Landing Your Dream Job – The Best of Ivan Kerbel (The Sequel)

Ivan Kerbel, founder and CEO of Practice LLC

Ivan Kerbel, founder and CEO of Practice LLC

How important is a school’s reputation and brand to employers and peers?

“With regard to the brand, network, and other ‘soft’ effects (beyond the technical skills) you will gain from a specific alma mater, I would think of the usefulness and power of the degree as applying to two specific time windows. The first, as you’ve pointed out, is when you’re in school and/or about to graduate … the market-making power of your institution’s on-campus recruiting process (especially vis-a-vis banking) plays a big role in the opportunities that you will have access to, both for internships and full-time roles.

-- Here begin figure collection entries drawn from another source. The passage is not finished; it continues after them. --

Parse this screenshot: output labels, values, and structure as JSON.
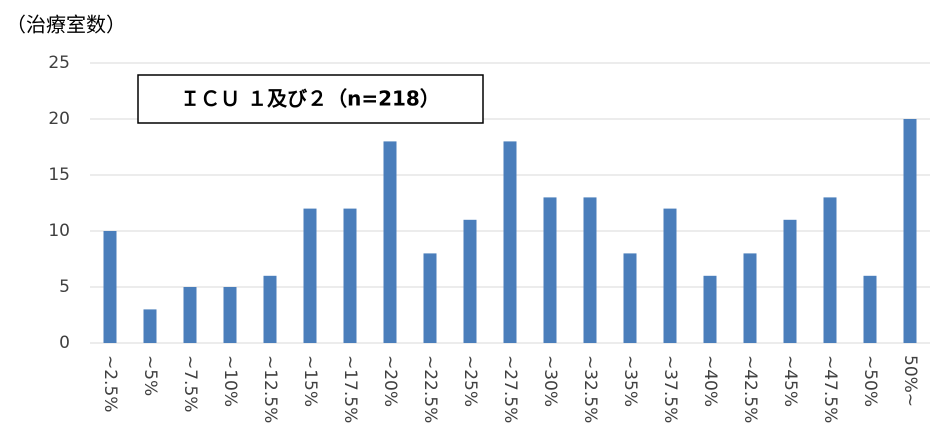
{
  "chart_data": {
    "type": "bar",
    "y_axis_label": "（治療室数）",
    "annotation": "ＩＣＵ １及び２（n=218）",
    "categories": [
      "~2.5%",
      "~5%",
      "~7.5%",
      "~10%",
      "~12.5%",
      "~15%",
      "~17.5%",
      "~20%",
      "~22.5%",
      "~25%",
      "~27.5%",
      "~30%",
      "~32.5%",
      "~35%",
      "~37.5%",
      "~40%",
      "~42.5%",
      "~45%",
      "~47.5%",
      "~50%",
      "50%~"
    ],
    "values": [
      10,
      3,
      5,
      5,
      6,
      12,
      12,
      18,
      8,
      11,
      18,
      13,
      13,
      8,
      12,
      6,
      8,
      11,
      13,
      6,
      20
    ],
    "color": "#4a7ebb",
    "ylim": [
      0,
      25
    ],
    "yticks": [
      0,
      5,
      10,
      15,
      20,
      25
    ],
    "grid": true
  }
}
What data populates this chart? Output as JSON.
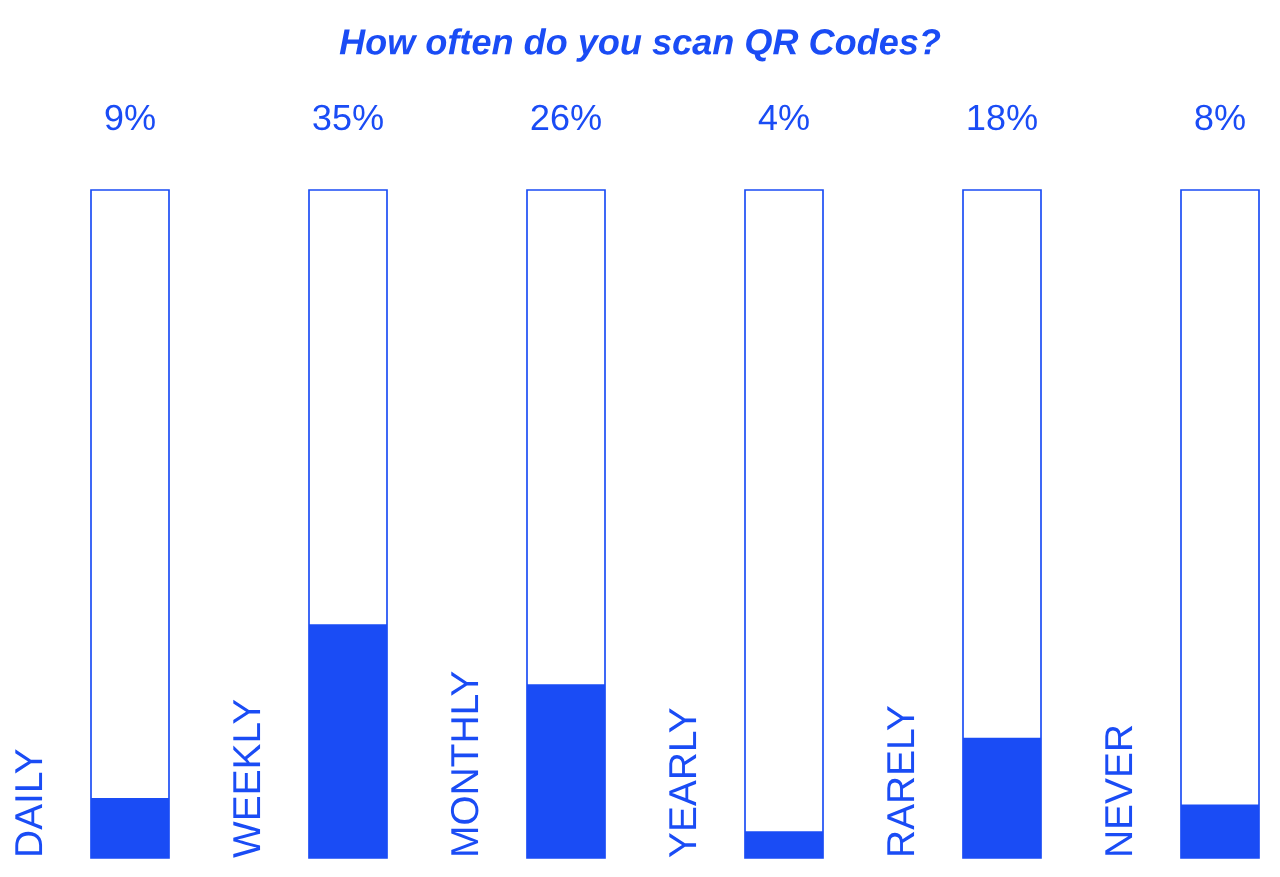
{
  "chart_data": {
    "type": "bar",
    "title": "How often do you scan QR Codes?",
    "categories": [
      "DAILY",
      "WEEKLY",
      "MONTHLY",
      "YEARLY",
      "RARELY",
      "NEVER"
    ],
    "series": [
      {
        "color": "#1a4cf5",
        "values": [
          9,
          35,
          26,
          4,
          18,
          8
        ],
        "value_labels": [
          "9%",
          "35%",
          "26%",
          "4%",
          "18%",
          "8%"
        ]
      },
      {
        "color": "#1a4cf5",
        "values": [
          100,
          100,
          100,
          100,
          100,
          100
        ]
      }
    ],
    "ylim": [
      0,
      100
    ]
  }
}
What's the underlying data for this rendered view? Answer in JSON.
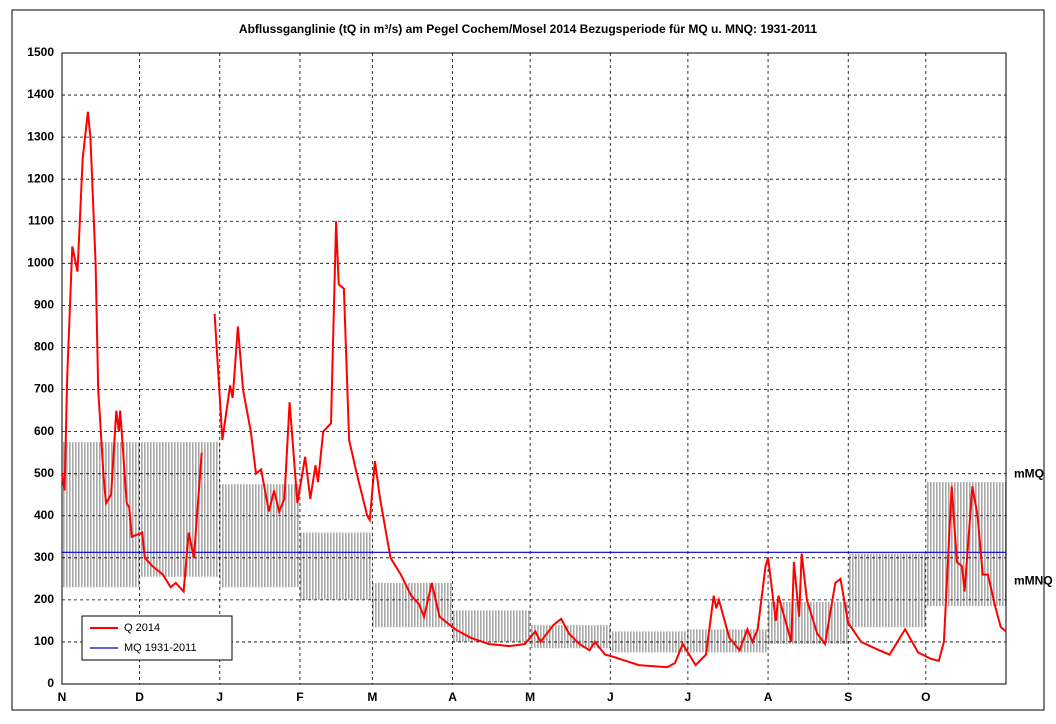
{
  "chart_data": {
    "type": "line",
    "title": "Abflussganglinie  (tQ in m³/s)  am Pegel Cochem/Mosel  2014  Bezugsperiode für MQ u. MNQ: 1931-2011",
    "xlim": [
      0,
      365
    ],
    "xticks": [
      {
        "value": 0,
        "label": "N"
      },
      {
        "value": 30,
        "label": "D"
      },
      {
        "value": 61,
        "label": "J"
      },
      {
        "value": 92,
        "label": "F"
      },
      {
        "value": 120,
        "label": "M"
      },
      {
        "value": 151,
        "label": "A"
      },
      {
        "value": 181,
        "label": "M"
      },
      {
        "value": 212,
        "label": "J"
      },
      {
        "value": 242,
        "label": "J"
      },
      {
        "value": 273,
        "label": "A"
      },
      {
        "value": 304,
        "label": "S"
      },
      {
        "value": 334,
        "label": "O"
      }
    ],
    "ylim": [
      0,
      1500
    ],
    "yticks": [
      0,
      100,
      200,
      300,
      400,
      500,
      600,
      700,
      800,
      900,
      1000,
      1100,
      1200,
      1300,
      1400,
      1500
    ],
    "grid": true,
    "legend": "lower left",
    "series": [
      {
        "name": "Q 2014",
        "color": "#ff0000",
        "x": [
          0,
          1,
          2,
          4,
          6,
          8,
          10,
          11,
          13,
          14,
          16,
          17,
          19,
          21,
          22,
          22.5,
          25,
          26,
          27,
          31,
          32,
          35,
          39,
          42,
          44,
          47,
          49,
          51,
          54,
          56,
          59,
          62,
          65,
          66,
          68,
          70,
          73,
          75,
          77,
          80,
          82,
          84,
          86,
          88,
          91,
          94,
          96,
          98,
          99,
          101,
          104,
          106,
          107,
          109,
          111,
          114,
          118,
          119,
          121,
          123,
          127,
          131,
          135,
          138,
          140,
          143,
          146,
          152,
          158,
          165,
          173,
          179,
          183,
          185,
          190,
          193,
          196,
          200,
          204,
          206,
          210,
          213,
          223,
          234,
          237,
          240,
          245,
          249,
          252,
          253,
          254,
          258,
          262,
          265,
          267,
          269,
          272,
          273,
          276,
          277,
          282,
          283,
          285,
          286,
          288,
          292,
          295,
          299,
          301,
          304,
          309,
          316,
          320,
          326,
          331,
          336,
          339,
          341,
          344,
          346,
          348,
          349,
          352,
          354,
          356,
          358,
          361,
          363,
          365
        ],
        "values": [
          500,
          460,
          730,
          1040,
          980,
          1250,
          1360,
          1300,
          1000,
          700,
          500,
          430,
          450,
          650,
          600,
          650,
          430,
          420,
          350,
          360,
          300,
          280,
          260,
          230,
          240,
          220,
          360,
          300,
          550,
          null,
          880,
          580,
          710,
          680,
          850,
          700,
          600,
          500,
          510,
          410,
          460,
          410,
          440,
          670,
          430,
          540,
          440,
          520,
          480,
          600,
          620,
          1100,
          950,
          940,
          580,
          500,
          400,
          390,
          530,
          440,
          300,
          260,
          210,
          190,
          160,
          240,
          160,
          130,
          110,
          95,
          90,
          95,
          125,
          100,
          140,
          155,
          120,
          95,
          80,
          100,
          70,
          65,
          45,
          40,
          50,
          95,
          45,
          70,
          210,
          180,
          200,
          110,
          80,
          130,
          100,
          130,
          280,
          300,
          150,
          210,
          100,
          290,
          160,
          310,
          200,
          120,
          95,
          240,
          250,
          145,
          100,
          80,
          70,
          130,
          75,
          60,
          55,
          100,
          470,
          290,
          280,
          220,
          470,
          400,
          260,
          260,
          180,
          135,
          125
        ]
      },
      {
        "name": "MQ 1931-2011",
        "color": "#0000cc",
        "x": [
          0,
          365
        ],
        "values": [
          313,
          313
        ]
      }
    ],
    "bands": {
      "upper_name": "mMQ",
      "lower_name": "mMNQ",
      "color": "#a8a8a8",
      "upper": [
        575,
        575,
        475,
        360,
        240,
        175,
        140,
        125,
        130,
        195,
        310,
        480
      ],
      "lower": [
        230,
        255,
        230,
        200,
        135,
        100,
        85,
        75,
        75,
        95,
        135,
        185
      ]
    }
  }
}
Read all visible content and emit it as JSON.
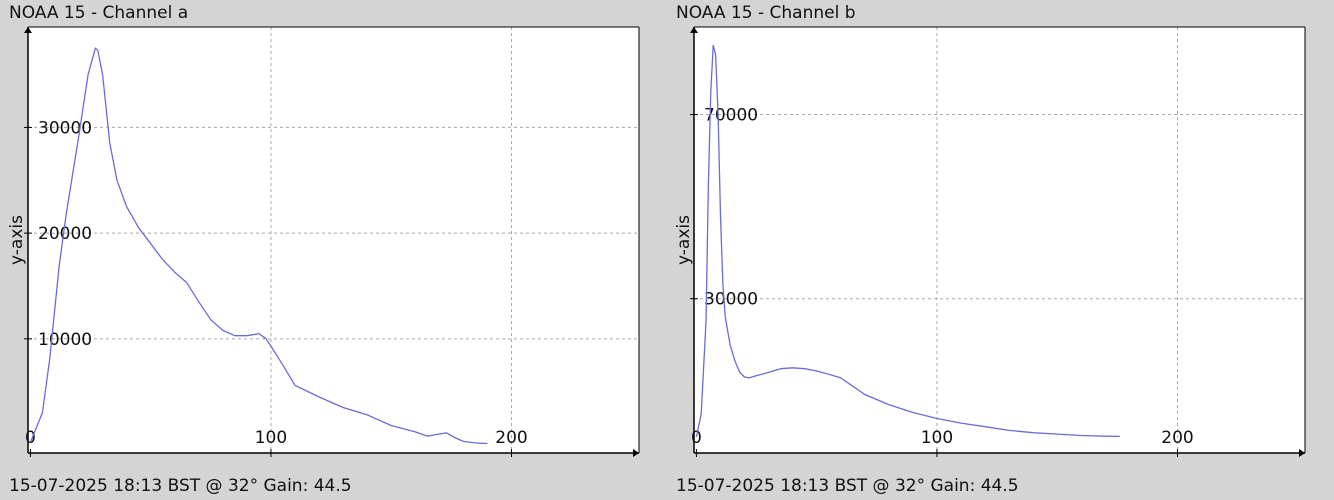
{
  "colors": {
    "background": "#d4d4d4",
    "plot_background": "#ffffff",
    "series_line": "#6b6bd6",
    "grid": "#a8a8a8",
    "axis": "#000000"
  },
  "panels": [
    {
      "title": "NOAA 15 - Channel a",
      "footer": "15-07-2025 18:13 BST @ 32° Gain: 44.5"
    },
    {
      "title": "NOAA 15 - Channel b",
      "footer": "15-07-2025 18:13 BST @ 32° Gain: 44.5"
    }
  ],
  "chart_data": [
    {
      "type": "line",
      "title": "NOAA 15 - Channel a",
      "xlabel": "",
      "ylabel": "y-axis",
      "xlim": [
        -1,
        253
      ],
      "ylim": [
        -800,
        39500
      ],
      "xticks": [
        0,
        100,
        200
      ],
      "xtick_labels": [
        "0",
        "100",
        "200"
      ],
      "yticks": [
        10000,
        20000,
        30000
      ],
      "ytick_labels": [
        "10000",
        "20000",
        "30000"
      ],
      "grid": true,
      "series": [
        {
          "x": [
            0,
            5,
            8,
            12,
            15,
            20,
            24,
            27,
            28,
            30,
            33,
            36,
            40,
            45,
            50,
            55,
            60,
            65,
            70,
            75,
            80,
            85,
            90,
            95,
            98,
            100,
            105,
            110,
            120,
            130,
            140,
            150,
            160,
            165,
            170,
            173,
            176,
            180,
            185,
            190
          ],
          "y": [
            200,
            3000,
            8000,
            17000,
            22000,
            29000,
            35000,
            37500,
            37300,
            35000,
            28500,
            25000,
            22500,
            20500,
            19000,
            17500,
            16300,
            15300,
            13500,
            11800,
            10800,
            10300,
            10300,
            10500,
            10000,
            9300,
            7500,
            5600,
            4500,
            3500,
            2800,
            1800,
            1200,
            800,
            1000,
            1100,
            700,
            300,
            150,
            100
          ]
        }
      ]
    },
    {
      "type": "line",
      "title": "NOAA 15 - Channel b",
      "xlabel": "",
      "ylabel": "y-axis",
      "xlim": [
        -1,
        253
      ],
      "ylim": [
        -3500,
        89000
      ],
      "xticks": [
        0,
        100,
        200
      ],
      "xtick_labels": [
        "0",
        "100",
        "200"
      ],
      "yticks": [
        30000,
        70000
      ],
      "ytick_labels": [
        "30000",
        "70000"
      ],
      "grid": true,
      "series": [
        {
          "x": [
            0,
            2,
            4,
            5,
            6,
            7,
            8,
            9,
            10,
            11,
            12,
            14,
            16,
            18,
            20,
            22,
            25,
            30,
            35,
            40,
            45,
            50,
            55,
            60,
            65,
            70,
            80,
            90,
            100,
            110,
            120,
            130,
            140,
            150,
            160,
            170,
            176
          ],
          "y": [
            0,
            5000,
            25000,
            55000,
            75000,
            85000,
            83000,
            70000,
            48000,
            33000,
            26000,
            20000,
            16500,
            14000,
            13000,
            12800,
            13300,
            14000,
            14800,
            15000,
            14800,
            14300,
            13600,
            12800,
            11000,
            9200,
            7000,
            5300,
            4000,
            3000,
            2200,
            1400,
            900,
            600,
            300,
            150,
            100
          ]
        }
      ]
    }
  ]
}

The next time period, in my opinion, when school brand tends to matter is when you’re some ~7-10 years out of business school, and success in your job function (whatever that may be) increasingly relies on your ability to sell new client work, conduct business development, create strategic partnerships, find companies to invest in / acquire, etc. … all activities for which having a broad personal and professional network and close friendships with fellow MBA alumni (who are themselves leaders at peer organizations) can make a positive difference. My assumption here is that the more competitive the school is, the more ambitious and likely to find their way to leadership roles your fellow graduates are likely to be… a broad, generalization, I know.

In between those two time windows, of course, is a long stretch of years in which your own efforts, track record of success, and ability to be promoted and take on new challenges ‘on the job’ make all the difference….

A last thought: one way to cancel some of the effects of school rank/brand is to spend a lot of time up-front researching the types of employers, organizations you’d like to work for, and, simultaneously, to think about what city/state you’d like to reside in long-term. All business programs enjoy strong relationships with local or regional champions (in addition to the major national/international employers), and that can be hugely advantageous, if you know you want to remain in a specific part of the country, post-MBA.

Of course, during that long mid-career period when you’re truly ‘earning your stripes’ and building your reputation, staying in the same place (avoiding multiple moves, and the necessary process of re-building your network, etc.) can also be a smart move, and one that also mitigates alma mater brand and network differences…”

Can I develop a career out of my interest in sustainability?

First, I think all topics related to sustainability are currently experiencing a transformation from occupying a specialized niche to having a universal presence across all aspects of an organization (meaning, transitioning from having a small team of a few individuals at each company working to spearhead a few initiatives to an organization-wide mandate baked into the job description of every major role and function).

I think the types of roles you will one day pursue are less likely, therefore, to be stand-alone “jack-of-all trades sustainability expert” (that is, until you acquire the wide-ranging responsibilities of a Chief Sustainability Officer) than they are likely to be about the underlying function, product, organizational process, etc. that you are in charge of. Hence, you may find that you will first need to pursue and select a specific function (product development, or supply chain, or marketing strategy, for example) or a specific industry as a way to focus your career and domain expertise, with the added layer and possibility that you then become the sustainability expert for that function, industry.

A former student of mine at Yale SOM, who has a similar set of interests as you do, put it this way during her first week of MBA orientation: “I have to prepare myself for a job that doesn’t exist now, but will exist two years from now when I graduate.” I think that is a valid expectation for you as well, and given how dynamic and mutable the field is and concepts around sustainability are, I think it makes sense, therefore, to worry less about what that future job/role is than to focus on and choose the underlying thing that interests you … whether that’s water, transportation, or carbon finance, etc.

If my assumptions e are correct, sustainability will be such a universal part of business that you might as well start now in researching what type or organization and industry you’d like to work in, resting assured that you can make a sustainability-focused career out of it (think of it in the same way as someone who says he wants to go into “finance” … o.k., what kind of finance, for what type of company, etc.).”